The biggest illusion we confront is that information is power. When we do not consider all the possibilities, we are susceptible to snap judgments that end up backfiring. Our biggest fear is that we are not loved. To resolve this, we invest in activities and intellectual support to convince others we are behind them. The primary fear, that of not being loveable, is kept at bay by demonstrating your capacity to understand and respond to problems. You frequently get caught up in trying to prove your love by doing special activities for those you love, only to discover later that they only love you for what you do, not for who you are.
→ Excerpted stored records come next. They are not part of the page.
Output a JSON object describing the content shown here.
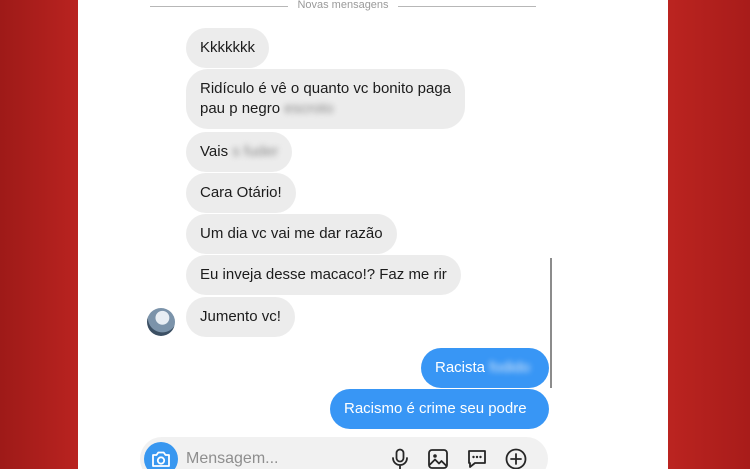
{
  "header": {
    "new_messages": "Novas mensagens"
  },
  "messages": [
    {
      "dir": "in",
      "text": "Kkkkkkk"
    },
    {
      "dir": "in",
      "line1": "Ridículo é vê o quanto vc bonito paga",
      "line2": "pau p negro",
      "blurred": "escroto"
    },
    {
      "dir": "in",
      "text": "Vais",
      "blurred": "s fuder"
    },
    {
      "dir": "in",
      "text": "Cara Otário!"
    },
    {
      "dir": "in",
      "text": "Um dia vc vai me dar razão"
    },
    {
      "dir": "in",
      "text": "Eu inveja desse macaco!? Faz me rir"
    },
    {
      "dir": "in",
      "text": "Jumento vc!"
    },
    {
      "dir": "out",
      "text": "Racista",
      "blurred": "fodido"
    },
    {
      "dir": "out",
      "text": "Racismo é crime seu podre"
    }
  ],
  "composer": {
    "placeholder": "Mensagem..."
  },
  "colors": {
    "sent_bubble": "#3896f5",
    "received_bubble": "#ececec",
    "frame": "#b3201d"
  }
}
This makes getting others to love you difficult at best and you frequently find yourself caught between learning how to love yourself or learning how to get others to love you. Higher Alignment recommends that you combine these two by loving how your contributions can transform and uplift those you are around.
The key issue is to love yourself so you won’t experience needing the love of others. It is also useful to let go of your overly analytical, self-critical assessment processes, which naturally undermines your self-respect. By honoring your feelings and emotions, the inner love you seek will be enhanced and revealed, if you allow it.
Disarming Defense Styles are the result of denying our masculine and emphasizing our feminine. We emphasize Mystery, Chaos that invokes unexpected outcomes. Our outer softness conceals a strong interior where, if we are pushed to perform, we typically exceed people's expectations. This Defense style is initially adaptive, but eventually can be pushed too far and becomes explosive. We demonstrate strong intimacy and self respect while seeking to improve our Autonomy Skills and self esteem. To accomplish this, we need to be grounded in our physical body.
Our perceptual strengths are mostly subjective and comprised of the unification of Feelings and Emotions, producing playful Passion and intuition. The problem is when we get caught up in Projections where, when we want something to be true, we idealize ourselves or others to make it so.
The “Disnamic” category is a combination of Disarming and Dynamic. As Disnamic individuals, we define ourselves in terms of how we respond to others in an effort to make things flow more easily. This means our strategy is to counter-balance others so all possible options can be examined. We see ourselves as facilitators of activity rather than single-minded activists.
We often take opposing points of view, polarizing against the Defensive framework of our partner, just to prove that we are strong enough to do so. We do this in order to ensure that others take us into account and do not underestimate our contribution. In rare situations where we feel safe and valued, we can take the same point of view as our partner without feeling that we are losing ourselves in some way.